I am trying to find the mean squared error of the sample mean $\frac{Y_1 + \dots + Y_n}{n}$, but I am a little stuck. Here is what I've done so far.
$$MSE[\hat{\theta}] = E\bigg[ \bigg(\frac{Y_1 + \dots + Y_n}{n} - \theta^2 \bigg) \bigg] = E\bigg[ \bigg(\frac{Y_1 + \dots + Y_n}{n} \bigg)^2 \bigg] - 2\mu E\bigg[ \frac{Y_1 + \dots + Y_n}{n} \bigg] + \mu^2 $$
I tried factoring (as shown above), but I don't know how to simplify everything to get the mean squared error of the sample mean. Any suggestions?

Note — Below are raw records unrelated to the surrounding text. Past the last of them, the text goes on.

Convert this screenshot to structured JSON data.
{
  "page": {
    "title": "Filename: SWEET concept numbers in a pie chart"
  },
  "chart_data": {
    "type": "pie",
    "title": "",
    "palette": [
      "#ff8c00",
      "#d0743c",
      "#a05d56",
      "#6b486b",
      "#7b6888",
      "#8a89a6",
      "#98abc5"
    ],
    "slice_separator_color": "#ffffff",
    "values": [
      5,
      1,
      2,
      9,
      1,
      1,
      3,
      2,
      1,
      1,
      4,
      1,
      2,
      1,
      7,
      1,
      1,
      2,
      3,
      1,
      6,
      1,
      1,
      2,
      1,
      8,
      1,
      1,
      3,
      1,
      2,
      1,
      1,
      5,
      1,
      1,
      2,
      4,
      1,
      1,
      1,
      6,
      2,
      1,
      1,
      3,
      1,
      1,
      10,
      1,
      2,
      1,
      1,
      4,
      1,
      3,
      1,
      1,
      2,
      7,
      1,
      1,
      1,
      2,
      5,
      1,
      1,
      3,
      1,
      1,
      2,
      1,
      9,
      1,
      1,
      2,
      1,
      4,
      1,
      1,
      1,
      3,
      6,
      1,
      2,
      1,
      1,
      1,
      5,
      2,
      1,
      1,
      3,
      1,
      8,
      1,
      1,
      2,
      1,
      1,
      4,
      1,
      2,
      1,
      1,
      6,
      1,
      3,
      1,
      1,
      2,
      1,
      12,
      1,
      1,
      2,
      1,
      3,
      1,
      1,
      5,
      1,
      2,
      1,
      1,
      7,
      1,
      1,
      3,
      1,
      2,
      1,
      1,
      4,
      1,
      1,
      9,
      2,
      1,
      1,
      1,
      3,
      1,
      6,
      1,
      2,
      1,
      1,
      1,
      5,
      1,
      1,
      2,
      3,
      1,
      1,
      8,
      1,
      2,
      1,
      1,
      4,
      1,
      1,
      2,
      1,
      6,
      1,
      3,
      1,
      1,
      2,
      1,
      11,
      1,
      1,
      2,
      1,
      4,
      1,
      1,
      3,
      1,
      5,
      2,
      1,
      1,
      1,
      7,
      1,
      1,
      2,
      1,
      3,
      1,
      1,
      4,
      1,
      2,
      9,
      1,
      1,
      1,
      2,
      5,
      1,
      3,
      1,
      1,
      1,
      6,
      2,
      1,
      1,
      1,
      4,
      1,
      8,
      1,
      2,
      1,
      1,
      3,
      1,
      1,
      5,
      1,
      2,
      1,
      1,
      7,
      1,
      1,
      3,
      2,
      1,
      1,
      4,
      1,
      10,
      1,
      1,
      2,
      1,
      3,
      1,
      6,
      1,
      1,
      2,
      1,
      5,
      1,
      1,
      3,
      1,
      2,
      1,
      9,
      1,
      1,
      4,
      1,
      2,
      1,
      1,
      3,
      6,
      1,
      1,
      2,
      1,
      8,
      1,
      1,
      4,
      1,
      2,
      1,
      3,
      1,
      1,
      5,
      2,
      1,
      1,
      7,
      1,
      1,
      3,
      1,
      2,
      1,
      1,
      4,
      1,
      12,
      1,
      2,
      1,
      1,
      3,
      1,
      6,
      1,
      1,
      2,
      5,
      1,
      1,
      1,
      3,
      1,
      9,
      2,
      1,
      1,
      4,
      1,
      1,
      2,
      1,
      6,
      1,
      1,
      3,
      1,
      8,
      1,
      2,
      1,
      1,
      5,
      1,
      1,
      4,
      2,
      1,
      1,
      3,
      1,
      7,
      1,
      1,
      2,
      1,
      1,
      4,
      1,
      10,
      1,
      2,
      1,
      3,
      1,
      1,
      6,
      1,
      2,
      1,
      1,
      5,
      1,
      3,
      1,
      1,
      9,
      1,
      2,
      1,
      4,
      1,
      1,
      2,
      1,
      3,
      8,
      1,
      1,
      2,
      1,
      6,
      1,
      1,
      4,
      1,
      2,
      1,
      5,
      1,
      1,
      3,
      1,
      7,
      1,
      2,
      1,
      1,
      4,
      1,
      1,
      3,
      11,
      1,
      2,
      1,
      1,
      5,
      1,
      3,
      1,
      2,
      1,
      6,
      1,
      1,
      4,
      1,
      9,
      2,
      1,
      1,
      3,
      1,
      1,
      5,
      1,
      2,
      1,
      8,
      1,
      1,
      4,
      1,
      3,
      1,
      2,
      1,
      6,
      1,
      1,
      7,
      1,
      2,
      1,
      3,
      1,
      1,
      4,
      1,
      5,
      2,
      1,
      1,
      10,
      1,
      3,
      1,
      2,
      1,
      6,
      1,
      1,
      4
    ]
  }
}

Suppose your estimator for $\mu$ is $\bar Y$. Write $$\begin{split}MSE(\bar Y)&=E(\bar Y^2)-2\mu E(\bar Y)+\mu^2\\&=Var(\bar Y)+[E(\bar Y)]^2-2\mu E(\bar Y)+\mu^2\end{split}$$
If each of the Y's has expected value $\mu$ and variance $\sigma^2$, we have $\frac{\sigma^2}{n}+\mu^2-2\mu^2+\mu^2=\frac{\sigma^2}{n}$
This is in the form of $Var(\bar Y)+Bias(\bar Y, \mu)=\frac{\sigma^2}{n}+0$ as $\bar Y$ is an unbiased estimator of $\mu$.